In November 2001, a SQL Server developer posted a seemingly simple problem to the public newsgroup microsoft.public.sqlserver.programming. Like other SQL Server Most Valuable Professionals (MVPs), I read this newsgroup almost daily, and this post caught my attention. The developer had written a GROUP BY query, but it wasn't working. The problem was a mysterythe query was simple, and the syntax was correct. All the evidence showed that the query should work. But as I and a few other newsgroup participants looked into the problem, we discovered that the database contained redundant information because the design failed to enforce a business rule. This real-world problem turned out to be a textbook example of the importance of understanding normalization, functional dependencies, and anomalies. Theory met practice, and the developer who originally posted the question got a by-the-book solution. The result was a working query that also provided some insight into database design. Let's look at the clues we discovered and see how they helped solve the mystery. If you want to work through the original scenario or understand the newsgroup participants' thought processes, you can read the original newsgroup thread, "GROUP BY Problem," at http://groups.google.com/groups?q=hancox+kass+query.
Case Notes
Suppose you're the developer who posted the question and you work for Everything Made Easy, Inc., an organization that runs workshops about a variety of topics, including pie making, wallpaper hanging, and plumbing. Listing 1's code creates a simplified version of the tables you use to track workshop participants and payments and that inserts some sample data into those tables.

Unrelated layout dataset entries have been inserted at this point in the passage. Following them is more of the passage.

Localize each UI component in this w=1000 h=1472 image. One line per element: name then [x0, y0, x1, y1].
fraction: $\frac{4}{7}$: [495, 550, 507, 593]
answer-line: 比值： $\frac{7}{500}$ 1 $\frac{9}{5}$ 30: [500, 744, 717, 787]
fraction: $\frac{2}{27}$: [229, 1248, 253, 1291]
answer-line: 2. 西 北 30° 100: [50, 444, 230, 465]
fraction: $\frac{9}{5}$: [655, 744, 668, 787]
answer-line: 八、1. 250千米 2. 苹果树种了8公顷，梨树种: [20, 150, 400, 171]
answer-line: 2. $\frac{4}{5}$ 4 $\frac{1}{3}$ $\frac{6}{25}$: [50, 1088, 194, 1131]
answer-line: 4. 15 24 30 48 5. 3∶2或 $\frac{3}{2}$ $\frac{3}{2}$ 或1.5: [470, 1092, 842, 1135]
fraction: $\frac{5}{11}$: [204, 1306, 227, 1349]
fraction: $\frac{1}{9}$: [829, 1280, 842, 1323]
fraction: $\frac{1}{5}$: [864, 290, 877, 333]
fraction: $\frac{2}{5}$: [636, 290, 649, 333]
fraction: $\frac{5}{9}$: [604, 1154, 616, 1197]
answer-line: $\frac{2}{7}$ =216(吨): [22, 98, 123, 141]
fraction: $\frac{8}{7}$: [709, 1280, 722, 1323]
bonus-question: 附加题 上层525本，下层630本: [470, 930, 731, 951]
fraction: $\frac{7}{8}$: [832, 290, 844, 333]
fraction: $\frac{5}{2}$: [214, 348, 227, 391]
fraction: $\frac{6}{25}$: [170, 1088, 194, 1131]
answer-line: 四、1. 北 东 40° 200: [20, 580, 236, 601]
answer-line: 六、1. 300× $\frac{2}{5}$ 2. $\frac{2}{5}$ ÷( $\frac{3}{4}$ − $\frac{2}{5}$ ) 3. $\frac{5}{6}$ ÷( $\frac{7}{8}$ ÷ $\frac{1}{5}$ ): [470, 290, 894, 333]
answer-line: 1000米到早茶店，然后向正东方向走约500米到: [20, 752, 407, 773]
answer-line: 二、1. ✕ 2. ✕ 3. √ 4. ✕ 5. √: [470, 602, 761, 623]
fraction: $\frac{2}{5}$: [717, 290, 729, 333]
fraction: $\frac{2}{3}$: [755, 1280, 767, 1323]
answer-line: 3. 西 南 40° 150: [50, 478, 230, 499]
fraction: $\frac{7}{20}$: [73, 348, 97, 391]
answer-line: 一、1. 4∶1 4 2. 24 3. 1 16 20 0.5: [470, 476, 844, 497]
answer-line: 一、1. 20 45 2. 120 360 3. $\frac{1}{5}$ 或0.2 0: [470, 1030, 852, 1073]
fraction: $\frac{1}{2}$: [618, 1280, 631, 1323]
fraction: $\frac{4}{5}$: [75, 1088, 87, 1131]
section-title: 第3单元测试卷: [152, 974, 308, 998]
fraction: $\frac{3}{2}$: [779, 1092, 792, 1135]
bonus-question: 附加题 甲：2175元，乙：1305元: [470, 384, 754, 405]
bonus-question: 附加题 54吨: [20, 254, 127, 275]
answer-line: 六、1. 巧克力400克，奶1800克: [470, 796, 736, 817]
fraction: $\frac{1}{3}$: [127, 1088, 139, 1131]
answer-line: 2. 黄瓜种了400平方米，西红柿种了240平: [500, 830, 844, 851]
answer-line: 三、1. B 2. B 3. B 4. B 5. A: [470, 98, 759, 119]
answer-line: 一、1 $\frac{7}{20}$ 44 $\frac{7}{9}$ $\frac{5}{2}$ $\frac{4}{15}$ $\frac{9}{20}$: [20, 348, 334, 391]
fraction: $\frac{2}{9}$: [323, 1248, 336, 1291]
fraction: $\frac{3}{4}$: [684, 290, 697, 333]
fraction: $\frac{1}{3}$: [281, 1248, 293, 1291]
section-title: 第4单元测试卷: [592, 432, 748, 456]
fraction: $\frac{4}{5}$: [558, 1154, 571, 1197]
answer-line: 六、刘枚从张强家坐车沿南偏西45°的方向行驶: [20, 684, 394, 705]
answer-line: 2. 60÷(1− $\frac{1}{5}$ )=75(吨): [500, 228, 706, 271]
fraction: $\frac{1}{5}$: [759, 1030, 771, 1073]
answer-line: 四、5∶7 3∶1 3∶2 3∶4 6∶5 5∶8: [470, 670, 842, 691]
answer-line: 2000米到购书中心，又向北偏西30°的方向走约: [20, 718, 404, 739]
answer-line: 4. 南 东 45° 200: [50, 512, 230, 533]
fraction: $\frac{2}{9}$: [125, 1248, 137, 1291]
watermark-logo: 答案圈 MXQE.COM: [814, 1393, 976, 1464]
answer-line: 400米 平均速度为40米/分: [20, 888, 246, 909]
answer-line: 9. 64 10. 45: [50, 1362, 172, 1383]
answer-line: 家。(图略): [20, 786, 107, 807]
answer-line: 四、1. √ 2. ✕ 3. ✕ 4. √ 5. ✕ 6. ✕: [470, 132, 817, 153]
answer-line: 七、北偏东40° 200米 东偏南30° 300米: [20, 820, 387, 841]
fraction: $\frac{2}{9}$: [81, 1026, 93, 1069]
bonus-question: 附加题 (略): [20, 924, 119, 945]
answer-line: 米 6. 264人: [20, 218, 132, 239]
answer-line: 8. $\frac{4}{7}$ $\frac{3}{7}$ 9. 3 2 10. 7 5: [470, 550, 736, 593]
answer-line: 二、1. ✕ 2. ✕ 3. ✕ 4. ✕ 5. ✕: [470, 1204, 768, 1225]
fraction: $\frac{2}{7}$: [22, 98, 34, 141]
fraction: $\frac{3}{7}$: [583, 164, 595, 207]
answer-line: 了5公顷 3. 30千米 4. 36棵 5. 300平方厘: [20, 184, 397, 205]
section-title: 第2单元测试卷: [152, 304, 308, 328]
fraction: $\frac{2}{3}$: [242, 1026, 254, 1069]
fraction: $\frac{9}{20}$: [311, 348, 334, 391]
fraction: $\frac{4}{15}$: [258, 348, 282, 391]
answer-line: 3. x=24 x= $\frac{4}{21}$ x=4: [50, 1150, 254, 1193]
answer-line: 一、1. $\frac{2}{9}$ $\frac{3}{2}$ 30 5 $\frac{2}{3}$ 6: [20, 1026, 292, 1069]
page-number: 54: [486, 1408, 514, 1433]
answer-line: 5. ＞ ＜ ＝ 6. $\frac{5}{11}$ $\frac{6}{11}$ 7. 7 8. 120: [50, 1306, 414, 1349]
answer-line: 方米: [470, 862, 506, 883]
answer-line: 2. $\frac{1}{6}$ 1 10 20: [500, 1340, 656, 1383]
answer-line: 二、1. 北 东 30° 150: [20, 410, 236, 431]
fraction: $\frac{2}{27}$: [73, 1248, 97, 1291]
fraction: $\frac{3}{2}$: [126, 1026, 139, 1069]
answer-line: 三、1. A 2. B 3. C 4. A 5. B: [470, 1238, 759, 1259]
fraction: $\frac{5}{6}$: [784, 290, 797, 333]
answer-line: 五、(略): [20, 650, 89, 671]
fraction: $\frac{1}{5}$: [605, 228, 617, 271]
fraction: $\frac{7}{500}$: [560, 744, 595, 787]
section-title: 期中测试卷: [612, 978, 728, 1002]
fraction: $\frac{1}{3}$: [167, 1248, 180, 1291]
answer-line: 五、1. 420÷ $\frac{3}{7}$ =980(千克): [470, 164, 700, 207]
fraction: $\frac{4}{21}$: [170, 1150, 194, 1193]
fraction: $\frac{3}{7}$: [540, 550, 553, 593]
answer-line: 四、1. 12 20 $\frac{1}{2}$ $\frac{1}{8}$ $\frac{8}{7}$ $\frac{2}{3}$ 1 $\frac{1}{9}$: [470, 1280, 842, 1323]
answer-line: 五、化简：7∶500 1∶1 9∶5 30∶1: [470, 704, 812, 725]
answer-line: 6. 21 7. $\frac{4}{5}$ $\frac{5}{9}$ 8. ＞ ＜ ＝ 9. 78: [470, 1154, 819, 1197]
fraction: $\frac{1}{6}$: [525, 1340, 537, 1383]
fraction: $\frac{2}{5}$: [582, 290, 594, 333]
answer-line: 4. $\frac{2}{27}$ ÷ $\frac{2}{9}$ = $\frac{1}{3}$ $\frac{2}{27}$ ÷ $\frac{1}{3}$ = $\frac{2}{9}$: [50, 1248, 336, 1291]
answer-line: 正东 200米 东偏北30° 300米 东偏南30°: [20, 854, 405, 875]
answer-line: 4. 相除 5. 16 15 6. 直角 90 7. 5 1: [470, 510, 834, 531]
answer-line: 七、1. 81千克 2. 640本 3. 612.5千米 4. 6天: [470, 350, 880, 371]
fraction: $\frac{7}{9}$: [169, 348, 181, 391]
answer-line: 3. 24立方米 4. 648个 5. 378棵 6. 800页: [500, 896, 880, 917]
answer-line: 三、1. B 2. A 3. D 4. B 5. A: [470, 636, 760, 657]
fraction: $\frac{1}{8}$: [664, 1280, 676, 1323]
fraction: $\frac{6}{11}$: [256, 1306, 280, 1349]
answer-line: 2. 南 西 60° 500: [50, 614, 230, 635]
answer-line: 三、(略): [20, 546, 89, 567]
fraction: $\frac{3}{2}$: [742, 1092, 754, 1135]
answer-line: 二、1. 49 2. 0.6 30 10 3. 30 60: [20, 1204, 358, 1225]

You didn't design the database, but you're responsible for using and maintaining it. When the company receives a workshop registration form, you generate an invoice and insert the invoice details as a new row in the Invoices1 table. Each row represents one invoice and contains a unique invoice ID, the total fee, and the balance due on that invoice after you deduct any prepayment the customer sent with the registration. The Registrants1 table tracks customers, and each row in that table holds a customer's name, the workshop he or she signed up for, and the associated invoice number.
Your mission is to produce a summary report for all workshops. For each workshop, the summary must show the number of invoices, the total fees, and the total unpaid balance. The assignment seems easy, but unfortunately, something isn't working. By using the query that Listing 2 shows, you can easily generate a summary for one workshop at a time. Listing 2's query produces the correct summary for the Pies workshop, as Figure 1 shows. But when you try to use the query that Listing 3 shows to generate all the summaries at once, the query fails.
Following the Clues
Figure 2 shows Listing 3's results. The output accounts for five invoices, but the Invoices1 table contains only four, and the total fees and outstanding balances are too high. Closer inspection reveals that the result is wrong only for the Pies workshop totals. Two questions come to mind. First, why did the query fail to give the correct result? And second, how can you fix the query so that it works? Chances are good that if you can answer the first question, you can write a query that works.
The Invoices1 table contains the data for the counts and sums, and the Registrants1 table relates the invoices to the workshops. The query results are wrong because Registrants1 relates Invoice 2 to the Pies workshop twice. That's because Boban and Margo registered for Pies together on Invoice 2. The database needs to keep track of both Boban and Margo, but does it need to store both the InvoiceID value (2) and the workshop name (Pies) twice? In other words, is any of the information in Registrants1 redundant?
Just the Facts
What is redundant information? Repeated data isn't necessarily redundant information. If I have two friends named Max, my address book repeats the data "Max", but the data isn't redundant. Information is redundant when a fact is recorded twice, directly or indirectly. The name Max is duplicated in my address book, but the duplicates represent separate facts. However, the single entry for my friend Paxton, in New York, NY 10003, records the fact that Paxton lives in New York, NY, twice: once directly and a second time indirectly. The entry contains the city and state where Paxton lives, and it contains his ZIP code; ZIP code 10003 is always in New York, NY. Because a US ZIP code always determines the city and state, the city and state information in my address book is redundant, assuming no missing ZIP codes.
What does this have to do with Everything Made Easy's database? To determine whether the Registrants1 table contains redundant information, you need to know whether the table records any facts more than once. Each row in Registrants1 contains a participant's name, a workshop name, and an invoice number. Invoices 2 and 4 are both listed with the Pies workshop, so you can't know an invoice number just by knowing the workshop namethe invoice number isn't redundant. But is the workshop name redundant? Can you determine the workshop name if you know the invoice number?